Figure 1. Perfusion pressure in SH rats is higher than WKY at comparable flow.

Figure 1

A, baseline perfusion pressure (PP; mmHg; mean ±s.e.m.) at similar flow rates for each of the age groups. This shows the expected trend of increasing pressure with age. Notably, at all ages, the SH rats had significantly higher perfusion pressures than age matched WKY. B, mean phrenic burst duration was not different between strains at each age (n= 5 per group, P= 0.06, P= 0.12, P= 0.06 for neonate, 3-week-old and 5-week-old groups, respectively). Representative examples of phrenic bursts for each group show the eupnoeic pattern required, indicating adequate flow to the preparation. C, perfusate flow values for each age group showing similar flows were required to achieve eupnoea in both WKY and SHR at each age (n= 5 per group, ns). D, vascular resistance was significantly higher in SH rats in the neonate and 5-week-old groups (n= 5 per group). Student's t test, *P < 0.05 compared to WKY.

All sympathetic nerve activity was recorded at T8–T10 under similar conditions from the sympathetic chain using a bipolar suction electrode. Baseline tSNA was recorded for 10 min followed by baroreceptor and peripheral chemoreceptor reflex testing.

Cardio-respiratory reflexes

Baroreceptor reflex

The baroreceptor reflex was stimulated by intra-arterial administration of phenylephrine (10 μg bolus; i.a.) to increase PP and produce reflex sympathoinhibition and bradycardia. The non-cardiac sympathetic component of the baroreflex was quantified as percentage inhibition/Δpressure (% mmHg−1). The degree of sympathoinhibition was calculated by ratioing the average integrated tSNA during the peak of the PP increase against the average activity from two preceding equivalent time periods, at equivalent stages of the respiratory cycle. This was performed using a custom written Spike2 script as previously described (Simms et al. 2007).

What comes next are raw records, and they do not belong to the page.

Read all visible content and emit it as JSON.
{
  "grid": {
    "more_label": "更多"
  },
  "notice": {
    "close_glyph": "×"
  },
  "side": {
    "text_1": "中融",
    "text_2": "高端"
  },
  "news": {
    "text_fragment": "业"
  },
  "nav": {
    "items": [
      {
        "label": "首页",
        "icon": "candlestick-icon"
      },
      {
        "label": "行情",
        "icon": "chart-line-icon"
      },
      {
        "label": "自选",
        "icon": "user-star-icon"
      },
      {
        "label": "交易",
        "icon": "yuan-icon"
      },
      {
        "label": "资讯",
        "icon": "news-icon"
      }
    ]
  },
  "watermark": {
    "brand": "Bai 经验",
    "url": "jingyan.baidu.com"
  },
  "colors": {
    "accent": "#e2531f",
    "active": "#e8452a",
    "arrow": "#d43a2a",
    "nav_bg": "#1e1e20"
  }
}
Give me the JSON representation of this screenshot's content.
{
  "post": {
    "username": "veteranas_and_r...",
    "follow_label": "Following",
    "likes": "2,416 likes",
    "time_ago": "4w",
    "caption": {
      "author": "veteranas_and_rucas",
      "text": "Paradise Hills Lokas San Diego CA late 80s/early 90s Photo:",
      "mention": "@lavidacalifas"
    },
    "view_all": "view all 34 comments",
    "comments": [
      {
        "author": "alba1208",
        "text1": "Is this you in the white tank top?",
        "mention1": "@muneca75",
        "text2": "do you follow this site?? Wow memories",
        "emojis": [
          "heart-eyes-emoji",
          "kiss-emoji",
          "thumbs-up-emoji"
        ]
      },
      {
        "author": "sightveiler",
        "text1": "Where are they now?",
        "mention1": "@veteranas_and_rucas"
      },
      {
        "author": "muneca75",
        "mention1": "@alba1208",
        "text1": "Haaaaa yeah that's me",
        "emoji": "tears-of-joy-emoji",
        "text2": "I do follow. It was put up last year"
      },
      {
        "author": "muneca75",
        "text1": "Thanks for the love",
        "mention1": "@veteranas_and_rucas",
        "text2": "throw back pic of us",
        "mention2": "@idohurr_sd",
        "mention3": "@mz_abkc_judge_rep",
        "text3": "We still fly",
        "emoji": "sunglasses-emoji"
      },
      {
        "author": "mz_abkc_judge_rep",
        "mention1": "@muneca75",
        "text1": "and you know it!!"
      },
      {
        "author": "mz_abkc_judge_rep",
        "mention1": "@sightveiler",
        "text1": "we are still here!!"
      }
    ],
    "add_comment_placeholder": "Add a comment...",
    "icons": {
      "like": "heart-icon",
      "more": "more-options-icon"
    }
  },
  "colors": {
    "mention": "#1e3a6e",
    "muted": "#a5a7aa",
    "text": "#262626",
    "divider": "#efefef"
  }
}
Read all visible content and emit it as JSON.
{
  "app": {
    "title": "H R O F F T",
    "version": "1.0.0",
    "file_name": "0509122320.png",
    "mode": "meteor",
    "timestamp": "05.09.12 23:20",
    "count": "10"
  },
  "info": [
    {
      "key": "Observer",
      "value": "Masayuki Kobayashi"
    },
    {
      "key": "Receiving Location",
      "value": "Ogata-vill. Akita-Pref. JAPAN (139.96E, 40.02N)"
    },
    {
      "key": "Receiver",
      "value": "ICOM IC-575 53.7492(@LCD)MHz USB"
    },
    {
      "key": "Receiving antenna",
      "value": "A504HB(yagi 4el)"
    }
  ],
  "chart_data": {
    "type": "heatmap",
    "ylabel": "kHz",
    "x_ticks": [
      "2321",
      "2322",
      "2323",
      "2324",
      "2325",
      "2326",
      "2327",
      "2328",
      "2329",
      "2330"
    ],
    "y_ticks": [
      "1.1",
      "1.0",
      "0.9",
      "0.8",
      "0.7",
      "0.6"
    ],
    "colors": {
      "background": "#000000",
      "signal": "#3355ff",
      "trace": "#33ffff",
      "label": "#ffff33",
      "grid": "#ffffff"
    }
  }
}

Peripheral chemoreceptor reflex

Peripheral chemoreceptors were stimulated using sodium cyanide (CN; 0.05% solution; 100 μl bolus) injected into the aorta. The peripheral chemoreceptor reflex consisted of an increase in central respiratory drive accompanied by bradycardia, an increase in tSNA and an associated pressor response. The chemoreflex was quantified in three ways: increase in central respiratory rate; maximum bradycardia; and the percentage increase in tSNA during a 5 s period at the peak of the chemoreflex response as compared to an equivalent control period.

Barodenervation

Acute barodenervations were performed in the WHBP (as previously described; Pickering et al. 2008) to identify a possible role of altered baroreceptor function in mediating the changes in tSNA seen in SH rats. After decerebration, while the preparation was in cold Ringer solution the proximal vagal and glossopharyngeal nerves were identified in the region of the bifurcation of the common carotid arteries and looped with thread. The preparation was then cannulated and perfused as described above. After recording baseline tSNA and cardio-respiratory reflexes, the vagal and glossopharyngeal nerves were cut to interrupt all baroreceptor inputs running in the aortic depressor nerve and carotid sinus nerve, respectively. Arterial baroreflex and peripheral chemoreflex function was tested before and after denervation to confirm successful baro- and peripheral chemoreceptor denervation. Continuous recordings of tSNA were obtained prior to and post barodenervation in 5-week-old SH rats (n= 5).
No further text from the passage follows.